The Institute of Certified Public Accountants of Kenya (ICPAK), has urged the National Assembly to strike a balance between short-term fiscal stabilization and long-term economic growth during its review of the Finance Bill 2026.

Appearing before the Departmental Committee on Finance and National Planning in the National Assembly, the accountants’ lobby warned that while the Bill contains fewer tax increases, several proposals could undermine Kenya’s digital economy and manufacturing competitiveness.

Concerns Over Digital Economy Tax Proposals
Key among ICPAK’s concerns is the proposal to expand the definition of management or professional fees to include transaction-related charges such as card interchange and merchant service fees.

The body warned that imposing withholding tax on card payments would raise transaction costs and discourage electronic payments, undermining the government’s push for a cashless economy and financial inclusion.

ICPAK also rejected proposals to tax software distribution, arguing that such measures would increase costs for innovation and digital infrastructure, contrary to international tax standards under the OECD framework.

ICPAK Urges MPs to Balance Fiscal Stability and Growth as Finance Bill Review Intensifies
ICPAK Urges MPs to Balance Fiscal Stability and Growth as Finance Bill Review Intensifies
Manufacturing Sector Competitiveness and Tax Relief Proposals
ICPAK noted that Kenya’s manufacturing sector contributes 7.1 per cent of GDP and 11.7 per cent of formal employment, but uneven growth patterns highlight structural weaknesses in key industries.
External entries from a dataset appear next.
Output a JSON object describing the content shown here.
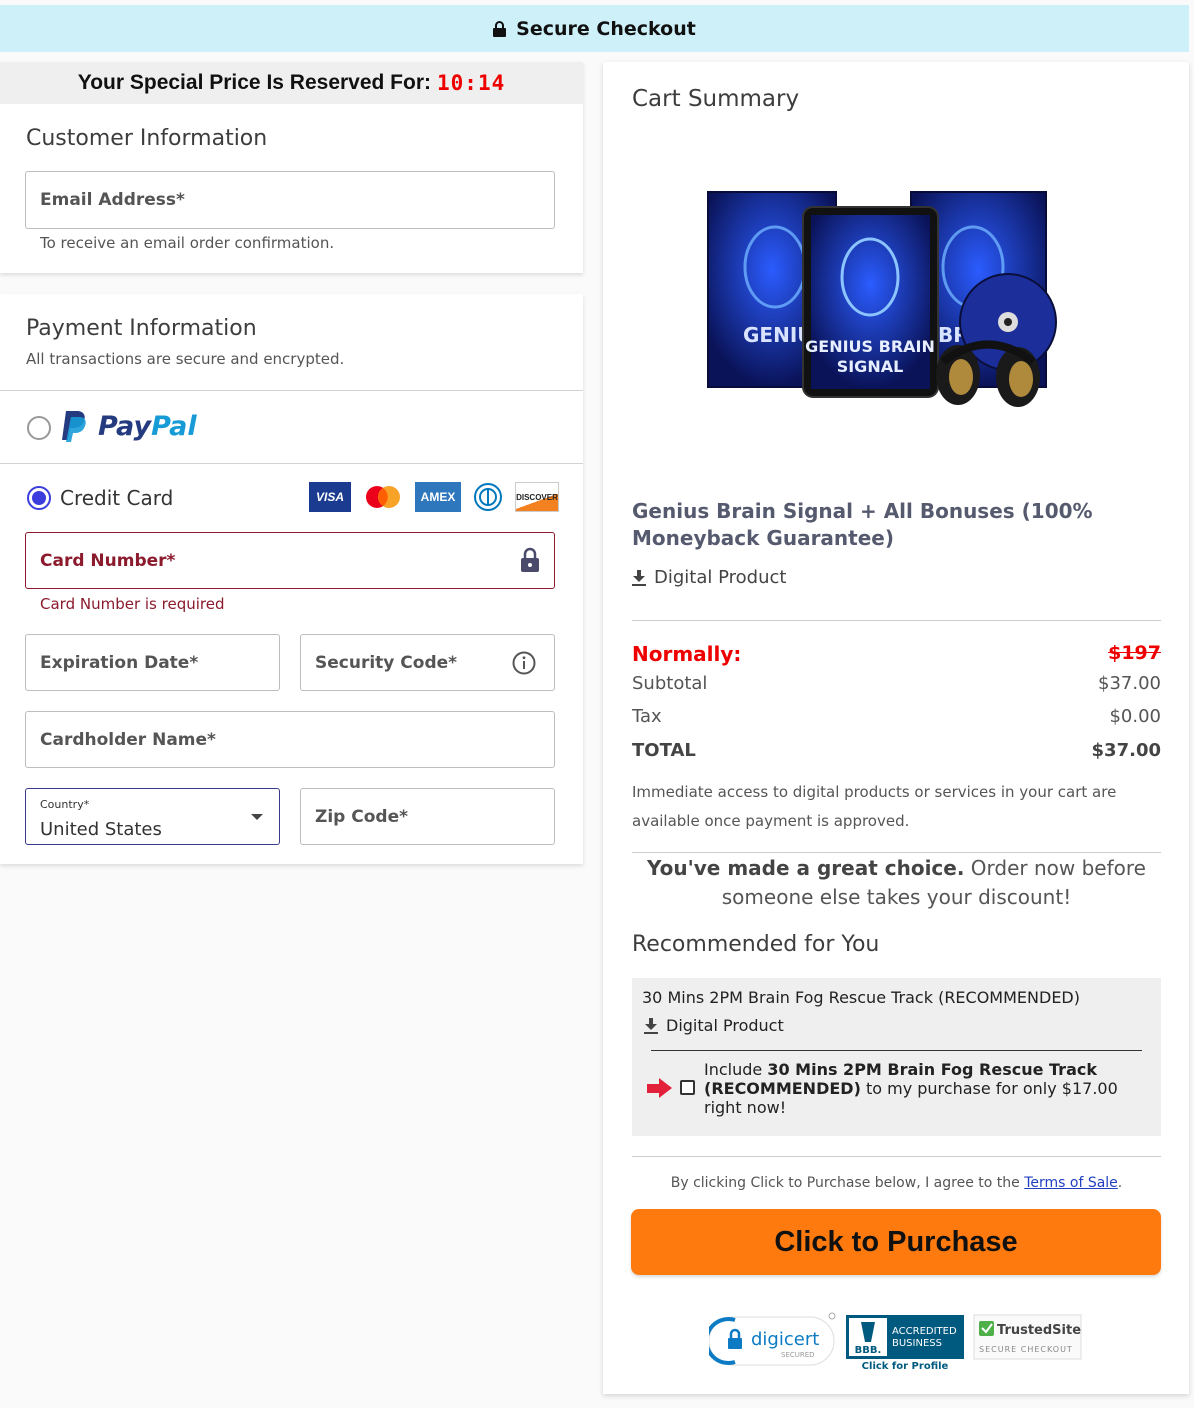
{
  "topbar": {
    "title": "Secure Checkout"
  },
  "timer": {
    "label": "Your Special Price Is Reserved For:",
    "time": "10:14"
  },
  "customer": {
    "title": "Customer Information",
    "email_label": "Email Address*",
    "email_hint": "To receive an email order confirmation."
  },
  "payment": {
    "title": "Payment Information",
    "subtitle": "All transactions are secure and encrypted.",
    "paypal_part1": "Pay",
    "paypal_part2": "Pal",
    "credit_card_label": "Credit Card",
    "card_icons": [
      "VISA",
      "mastercard",
      "AMEX",
      "diners",
      "DISCOVER"
    ],
    "card_number_label": "Card Number*",
    "card_number_error": "Card Number is required",
    "expiration_label": "Expiration Date*",
    "security_label": "Security Code*",
    "cardholder_label": "Cardholder Name*",
    "country_label": "Country*",
    "country_value": "United States",
    "zip_label": "Zip Code*"
  },
  "cart": {
    "title": "Cart Summary",
    "product_image_texts": [
      "GENIUS",
      "GENIUS BRAIN",
      "SIGNAL",
      "BRA"
    ],
    "product_name": "Genius Brain Signal + All Bonuses (100% Moneyback Guarantee)",
    "product_type": "Digital Product",
    "normally_label": "Normally:",
    "normally_price": "$197",
    "subtotal_label": "Subtotal",
    "subtotal_value": "$37.00",
    "tax_label": "Tax",
    "tax_value": "$0.00",
    "total_label": "TOTAL",
    "total_value": "$37.00",
    "access_note": "Immediate access to digital products or services in your cart are available once payment is approved.",
    "choice_bold": "You've made a great choice.",
    "choice_rest": " Order now before someone else takes your discount!",
    "recommended_title": "Recommended for You",
    "rec_name": "30 Mins 2PM Brain Fog Rescue Track (RECOMMENDED)",
    "rec_type": "Digital Product",
    "rec_include": "Include ",
    "rec_bold": "30 Mins 2PM Brain Fog Rescue Track (RECOMMENDED)",
    "rec_rest": " to my purchase for only $17.00 right now!",
    "agree_text": "By clicking Click to Purchase below, I agree to the ",
    "agree_link": "Terms of Sale",
    "agree_end": ".",
    "buy_label": "Click to Purchase"
  },
  "badges": {
    "digicert": "digicert",
    "digicert_sub": "SECURED",
    "bbb_line1": "ACCREDITED",
    "bbb_line2": "BUSINESS",
    "bbb_logo": "BBB.",
    "bbb_cta": "Click for Profile",
    "trusted": "TrustedSite",
    "trusted_sub": "SECURE CHECKOUT"
  },
  "colors": {
    "accent": "#3b3ddd",
    "error": "#8b1a2c",
    "buy": "#ff7a0e",
    "topbar": "#cdf0f9",
    "price_red": "#e00000"
  }
}
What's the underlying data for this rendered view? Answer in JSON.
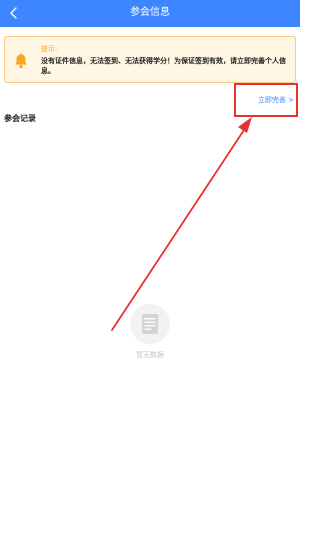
{
  "header": {
    "title": "参会信息",
    "back_icon": "chevron-left-icon",
    "background": "#3d86ff"
  },
  "notice": {
    "icon": "bell-icon",
    "label": "提示:",
    "message": "没有证件信息，无法签到、无法获得学分！为保证签到有效，请立即完善个人信息。",
    "background": "#fff6e3",
    "border": "#f6c986",
    "accent": "#f5a623"
  },
  "complete_link": {
    "label": "立即完善 >",
    "color": "#3d86ff"
  },
  "records": {
    "title": "参会记录",
    "empty_icon": "document-icon",
    "empty_text": "暂无数据"
  },
  "annotation": {
    "color": "#e8312e"
  }
}
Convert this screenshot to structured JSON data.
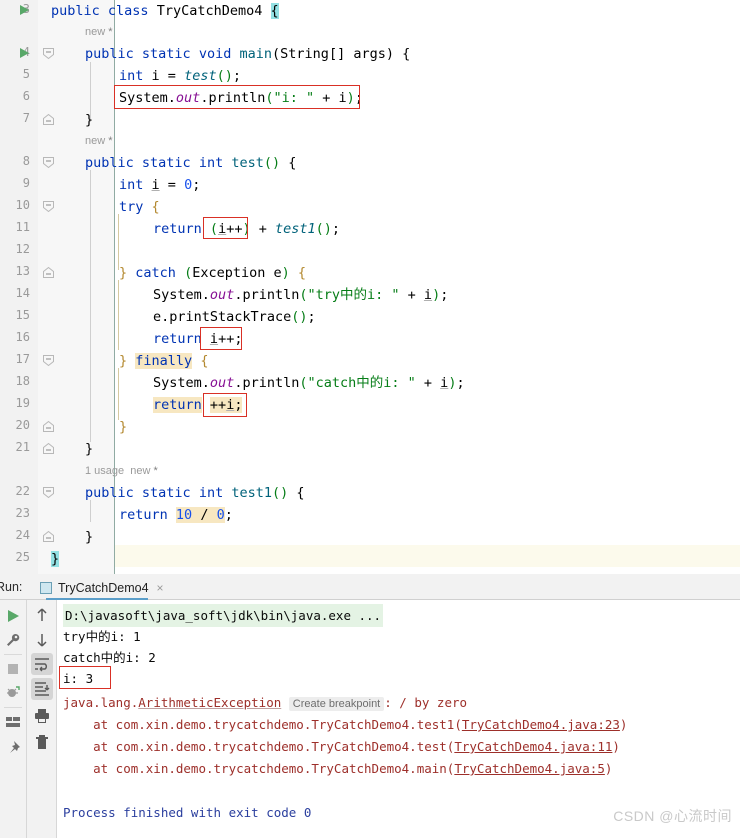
{
  "window": {
    "file_name": "TryCatchDemo4.java",
    "class_name": "TryCatchDemo4"
  },
  "editor": {
    "first_visible_line": 3,
    "lines": [
      {
        "n": "3",
        "text": "public class TryCatchDemo4 {"
      },
      {
        "n": "",
        "text": "new *"
      },
      {
        "n": "4",
        "text": "    public static void main(String[] args) {"
      },
      {
        "n": "5",
        "text": "        int i = test();"
      },
      {
        "n": "6",
        "text": "        System.out.println(\"i: \" + i);"
      },
      {
        "n": "7",
        "text": "    }"
      },
      {
        "n": "",
        "text": "new *"
      },
      {
        "n": "8",
        "text": "    public static int test() {"
      },
      {
        "n": "9",
        "text": "        int i = 0;"
      },
      {
        "n": "10",
        "text": "        try {"
      },
      {
        "n": "11",
        "text": "            return (i++) + test1();"
      },
      {
        "n": "12",
        "text": ""
      },
      {
        "n": "13",
        "text": "        } catch (Exception e) {"
      },
      {
        "n": "14",
        "text": "            System.out.println(\"try中的i: \" + i);"
      },
      {
        "n": "15",
        "text": "            e.printStackTrace();"
      },
      {
        "n": "16",
        "text": "            return i++;"
      },
      {
        "n": "17",
        "text": "        } finally {"
      },
      {
        "n": "18",
        "text": "            System.out.println(\"catch中的i: \" + i);"
      },
      {
        "n": "19",
        "text": "            return ++i;"
      },
      {
        "n": "20",
        "text": "        }"
      },
      {
        "n": "21",
        "text": "    }"
      },
      {
        "n": "",
        "text": "1 usage  new *"
      },
      {
        "n": "22",
        "text": "    public static int test1() {"
      },
      {
        "n": "23",
        "text": "        return 10 / 0;"
      },
      {
        "n": "24",
        "text": "    }"
      },
      {
        "n": "25",
        "text": "}"
      }
    ],
    "annotations": {
      "new_marker": "new",
      "new_star": "*",
      "usage_count": "1 usage"
    },
    "tokens": {
      "l3_public": "public",
      "l3_class": "class",
      "l3_name": "TryCatchDemo4",
      "l3_brace": "{",
      "l4": "public static void main(String[] args) {",
      "l4_public": "public",
      "l4_static": "static",
      "l4_void": "void",
      "l4_main": "main",
      "l4_string": "String",
      "l4_args": "args",
      "l5_int": "int",
      "l5_i": "i",
      "l5_test": "test",
      "l6_system": "System",
      "l6_out": "out",
      "l6_println": "println",
      "l6_str": "\"i: \"",
      "l6_i": "i",
      "l8_test": "test",
      "l8_int": "int",
      "l9_zero": "0",
      "l10_try": "try",
      "l11_return": "return",
      "l11_expr": "(i++)",
      "l11_test1": "test1",
      "l13_catch": "catch",
      "l13_exception": "Exception",
      "l13_e": "e",
      "l14_str": "\"try中的i: \"",
      "l15_e": "e",
      "l15_pst": "printStackTrace",
      "l16_return": "return",
      "l16_expr": "i++;",
      "l17_finally": "finally",
      "l18_str": "\"catch中的i: \"",
      "l19_return": "return",
      "l19_expr": "++i;",
      "l22_test1": "test1",
      "l23_return": "return",
      "l23_ten": "10",
      "l23_slash": "/",
      "l23_zero": "0"
    }
  },
  "run_panel": {
    "label": "Run:",
    "tab_name": "TryCatchDemo4",
    "close_glyph": "×",
    "toolbar_left": [
      {
        "name": "rerun-icon",
        "glyph": "play"
      },
      {
        "name": "wrench-icon",
        "glyph": "wrench"
      },
      {
        "name": "stop-icon",
        "glyph": "stop"
      },
      {
        "name": "debug-rerun-icon",
        "glyph": "bug-restart"
      },
      {
        "name": "layout-icon",
        "glyph": "layout"
      },
      {
        "name": "pin-icon",
        "glyph": "pin"
      }
    ],
    "toolbar_right": [
      {
        "name": "up-arrow-icon",
        "glyph": "↑"
      },
      {
        "name": "down-arrow-icon",
        "glyph": "↓"
      },
      {
        "name": "soft-wrap-icon",
        "glyph": "wrap"
      },
      {
        "name": "scroll-to-end-icon",
        "glyph": "scroll-end"
      },
      {
        "name": "print-icon",
        "glyph": "printer"
      },
      {
        "name": "clear-all-icon",
        "glyph": "trash"
      }
    ],
    "console": {
      "command_line": "D:\\javasoft\\java_soft\\jdk\\bin\\java.exe ...",
      "out_try": "try中的i: 1",
      "out_catch": "catch中的i: 2",
      "out_i": "i: 3",
      "exception_prefix": "java.lang.",
      "exception_type": "ArithmeticException",
      "create_breakpoint": "Create breakpoint",
      "exception_message": ": / by zero",
      "stack": [
        {
          "at": "    at com.xin.demo.trycatchdemo.TryCatchDemo4.test1(",
          "link": "TryCatchDemo4.java:23",
          "close": ")"
        },
        {
          "at": "    at com.xin.demo.trycatchdemo.TryCatchDemo4.test(",
          "link": "TryCatchDemo4.java:11",
          "close": ")"
        },
        {
          "at": "    at com.xin.demo.trycatchdemo.TryCatchDemo4.main(",
          "link": "TryCatchDemo4.java:5",
          "close": ")"
        }
      ],
      "process_finished": "Process finished with exit code 0"
    }
  },
  "watermark": "CSDN @心流时间",
  "colors": {
    "keyword": "#0033b3",
    "string": "#067d17",
    "number": "#1750eb",
    "field": "#871094",
    "method": "#00627a",
    "error": "#9d2f2a",
    "highlight_tan": "#f7e7c1",
    "highlight_brace": "#93e0e3",
    "red_box": "#d93025",
    "command_bg": "#e4f3e4"
  }
}
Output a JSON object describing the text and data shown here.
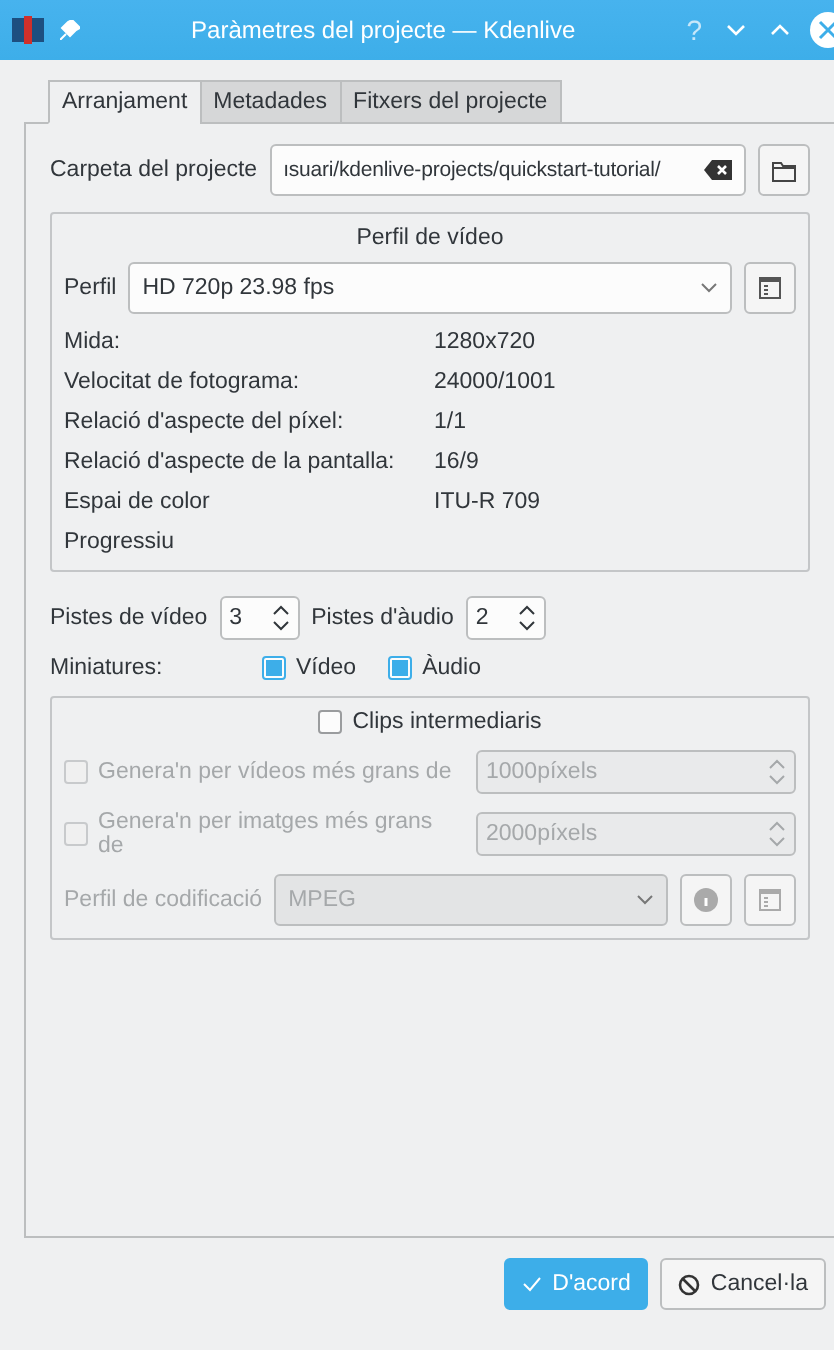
{
  "window": {
    "title": "Paràmetres del projecte — Kdenlive",
    "help": "?"
  },
  "tabs": [
    {
      "label": "Arranjament",
      "selected": true
    },
    {
      "label": "Metadades",
      "selected": false
    },
    {
      "label": "Fitxers del projecte",
      "selected": false
    }
  ],
  "project_folder": {
    "label": "Carpeta del projecte",
    "value": "ısuari/kdenlive-projects/quickstart-tutorial/"
  },
  "video_profile": {
    "title": "Perfil de vídeo",
    "label": "Perfil",
    "value": "HD 720p 23.98 fps",
    "properties": [
      {
        "name": "Mida:",
        "value": "1280x720"
      },
      {
        "name": "Velocitat de fotograma:",
        "value": "24000/1001"
      },
      {
        "name": "Relació d'aspecte del píxel:",
        "value": "1/1"
      },
      {
        "name": "Relació d'aspecte de la pantalla:",
        "value": "16/9"
      },
      {
        "name": "Espai de color",
        "value": "ITU-R 709"
      },
      {
        "name": "Progressiu"
      }
    ]
  },
  "tracks": [
    {
      "label": "Pistes de vídeo",
      "value": "3"
    },
    {
      "label": "Pistes d'àudio",
      "value": "2"
    }
  ],
  "thumbnails": {
    "label": "Miniatures:",
    "options": [
      {
        "label": "Vídeo",
        "checked": true
      },
      {
        "label": "Àudio",
        "checked": true
      }
    ]
  },
  "proxy": {
    "label": "Clips intermediaris",
    "checked": false,
    "rows": [
      {
        "label": "Genera'n per vídeos més grans de",
        "checked": false,
        "value": "1000píxels",
        "disabled": true
      },
      {
        "label": "Genera'n per imatges més grans de",
        "checked": false,
        "value": "2000píxels",
        "disabled": true
      }
    ],
    "encoding": {
      "label": "Perfil de codificació",
      "value": "MPEG",
      "disabled": true
    }
  },
  "buttons": [
    {
      "label": "D'acord",
      "kind": "primary"
    },
    {
      "label": "Cancel·la",
      "kind": "cancel"
    }
  ]
}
They proposed tax reliefs, including lower import duties and a reduction of the Import Declaration Fee and Railway Development Levy to 1.5 per cent on industrial inputs to reduce production costs.

However, Committee members cautioned that past incentives had been abused by traders misdeclaring finished goods as raw materials, calling for tighter enforcement and monitoring.

Kuria Kimani, Chairperson of the Committee, said all submissions would be carefully considered to ensure the Bill achieves a balance between revenue needs and economic growth.

Kenya’s fiscal position remains under pressure, with public debt rising 11.7 per cent to KSh 11.8 trillion, equivalent to 67.8 per cent of GDP, according to the National Treasury, International Monetary Fund, and Kenya National Bureau of Statistics data.

ICPAK further noted that while Kenya’s tax-to-GDP ratio is projected at 13.7 per cent, it remains below the IMF estimate of 25 per cent potential, indicating significant fiscal space constraints.

The Kenya Revenue Authority surpassed KSh 2 trillion in the third quarter, supported by digital tax systems and enhanced compliance measures.

ICPAK called for improved public participation tracking and greater transparency in stakeholder views incorporated budget.